Dodgers Blue Heaven Blog Unites Fans, Collectors of Baseball Letters

I’m impressed. Ernest Reyes is redefining what a baseball team blog is — or can be.

Once, I thought team blogs only analyzed past games or previewed upcoming match-ups. Ernest has expanded his Dodgers Blue Heaven readership to please Dodger fans and collectors.

Scouring the internet, he’s found sellers offering hand-written letters from former Dodgers. These gems don’t come up often. However, here’s a 2009 example Ernest excavated, the story of a “cup of coffee“ pitcher‘s 1951 debut at Ebbets Field against Stan Musial.

The letters have hooked another blogmaster! He wrote:

“At first, I didn’t specifically seek out those letters on eBay. I stumbled across them. As I read them I thought they would great to share. I found the first person perspective of their career fascinating, especially stories about facing a legendary soon to be Hall of Famer or their first major league hit, at-bat or pitch. Often, you could tell that their memories of that one moment was still vivid in their minds, even if their memories of nearly everything else had faded with time. Now, I regularly seek them out on eBay or other auction houses.”

Hurray for Ernest and all bloggers who preserve baseball’s hand-written memories.

Nelson Chittum’s Three-Year Adventure

Pitcher Nelson Chittum packed a fair share of history into a three-year career.

His first pro season produced a 23-7 record and California League Rookie of the Year status in 1956. Chittum debuted with St. Louis in August, 1958.

When asked about Stan Musial, Chittum wrote:

“Stan was a great player and a very outgoing person.”

Chittum didn’t add about Musial’s penchant for forgiveness. Chittum earlier told the fantastic website that, upon failing to cover first base on a bunt, Musial told the young hurler, “Don’t worry about it, kid.”

Swapped to Boston in the off-season, Chittum paid immediate dividends: a 3-0 record and 1.19 ERA.
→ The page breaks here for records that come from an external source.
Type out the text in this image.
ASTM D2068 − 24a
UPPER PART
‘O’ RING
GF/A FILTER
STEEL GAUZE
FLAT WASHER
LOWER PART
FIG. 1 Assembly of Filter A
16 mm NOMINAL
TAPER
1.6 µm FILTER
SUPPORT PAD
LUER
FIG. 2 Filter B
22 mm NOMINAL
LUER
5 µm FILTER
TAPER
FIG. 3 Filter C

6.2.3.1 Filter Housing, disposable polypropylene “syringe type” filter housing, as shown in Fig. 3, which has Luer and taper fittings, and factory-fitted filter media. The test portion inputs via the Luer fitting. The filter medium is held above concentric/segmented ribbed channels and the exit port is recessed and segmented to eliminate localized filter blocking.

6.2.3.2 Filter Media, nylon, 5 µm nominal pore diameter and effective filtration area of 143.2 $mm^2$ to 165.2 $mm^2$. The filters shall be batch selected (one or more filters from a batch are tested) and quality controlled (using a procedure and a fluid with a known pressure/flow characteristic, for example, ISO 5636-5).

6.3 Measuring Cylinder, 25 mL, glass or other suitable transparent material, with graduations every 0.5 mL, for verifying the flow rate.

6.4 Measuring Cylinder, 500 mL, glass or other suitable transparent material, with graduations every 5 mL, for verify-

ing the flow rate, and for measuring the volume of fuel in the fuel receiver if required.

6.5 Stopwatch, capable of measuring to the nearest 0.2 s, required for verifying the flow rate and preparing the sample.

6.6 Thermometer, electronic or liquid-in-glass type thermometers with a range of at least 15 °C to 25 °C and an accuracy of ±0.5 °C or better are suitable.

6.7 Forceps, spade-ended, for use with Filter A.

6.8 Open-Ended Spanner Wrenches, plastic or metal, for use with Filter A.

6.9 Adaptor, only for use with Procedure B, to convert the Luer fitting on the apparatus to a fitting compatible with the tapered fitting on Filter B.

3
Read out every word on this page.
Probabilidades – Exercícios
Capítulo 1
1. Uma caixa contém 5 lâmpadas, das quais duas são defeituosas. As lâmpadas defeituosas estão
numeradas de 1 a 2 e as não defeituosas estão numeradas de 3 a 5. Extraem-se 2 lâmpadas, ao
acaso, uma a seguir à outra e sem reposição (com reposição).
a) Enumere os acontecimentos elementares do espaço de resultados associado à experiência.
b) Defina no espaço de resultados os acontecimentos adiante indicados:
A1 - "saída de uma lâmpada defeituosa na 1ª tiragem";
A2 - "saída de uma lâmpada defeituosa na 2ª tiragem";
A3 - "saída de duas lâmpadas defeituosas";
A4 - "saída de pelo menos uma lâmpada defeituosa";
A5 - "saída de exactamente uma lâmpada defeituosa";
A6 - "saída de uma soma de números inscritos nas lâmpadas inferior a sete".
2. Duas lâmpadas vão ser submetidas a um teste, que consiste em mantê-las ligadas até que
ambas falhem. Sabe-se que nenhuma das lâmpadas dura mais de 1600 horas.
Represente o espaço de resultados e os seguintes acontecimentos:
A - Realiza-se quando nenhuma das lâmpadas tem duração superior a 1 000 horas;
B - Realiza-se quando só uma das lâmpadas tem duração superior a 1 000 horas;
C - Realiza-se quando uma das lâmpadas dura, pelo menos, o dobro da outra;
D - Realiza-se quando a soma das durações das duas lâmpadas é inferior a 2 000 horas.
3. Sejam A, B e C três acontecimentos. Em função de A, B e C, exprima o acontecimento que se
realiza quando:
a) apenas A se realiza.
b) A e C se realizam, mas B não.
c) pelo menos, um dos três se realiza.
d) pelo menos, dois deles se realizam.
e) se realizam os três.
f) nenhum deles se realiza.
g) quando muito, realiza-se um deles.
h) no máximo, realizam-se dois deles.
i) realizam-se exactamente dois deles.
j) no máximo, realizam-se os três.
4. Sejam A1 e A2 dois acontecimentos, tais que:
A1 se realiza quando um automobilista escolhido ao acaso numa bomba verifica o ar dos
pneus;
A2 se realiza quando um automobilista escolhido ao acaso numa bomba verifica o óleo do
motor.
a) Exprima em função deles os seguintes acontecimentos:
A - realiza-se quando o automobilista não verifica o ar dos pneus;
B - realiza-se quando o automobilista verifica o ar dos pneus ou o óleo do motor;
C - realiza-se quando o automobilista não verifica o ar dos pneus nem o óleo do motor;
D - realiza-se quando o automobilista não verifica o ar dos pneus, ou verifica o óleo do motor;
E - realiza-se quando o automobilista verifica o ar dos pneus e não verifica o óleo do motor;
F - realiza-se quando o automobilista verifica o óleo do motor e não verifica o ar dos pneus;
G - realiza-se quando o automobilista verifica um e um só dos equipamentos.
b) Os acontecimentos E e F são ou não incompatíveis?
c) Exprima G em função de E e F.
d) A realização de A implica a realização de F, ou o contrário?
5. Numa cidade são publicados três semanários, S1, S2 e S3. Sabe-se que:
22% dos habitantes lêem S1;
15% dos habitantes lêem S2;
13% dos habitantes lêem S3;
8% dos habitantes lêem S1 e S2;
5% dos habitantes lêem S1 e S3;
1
From being a teammate of a St. Louis superstar, Chittum became another supporting cast member for Ted Williams.

“Ted was also a great player and really an outgoing person only to other ballplayers,” Chittum noted. “He did not like sports writers.”
Chittum was in uniform July 21, when teammate “Pumpsie” Green ended the last chapter of baseball’s segregation. Boston became the last club to use African-American talent.

The color barrier came down after former manager Pinky Higgins vowed he’d field an all-white lineup as long as he had anything to say about it. Higgins was replaced less than a month before Green’s debut.

“I did not know how Higgins felt,” Chittum added. “Pumpsie was a really nice person.”

Three history makers in three years. Chittum remembers and appreciates them all.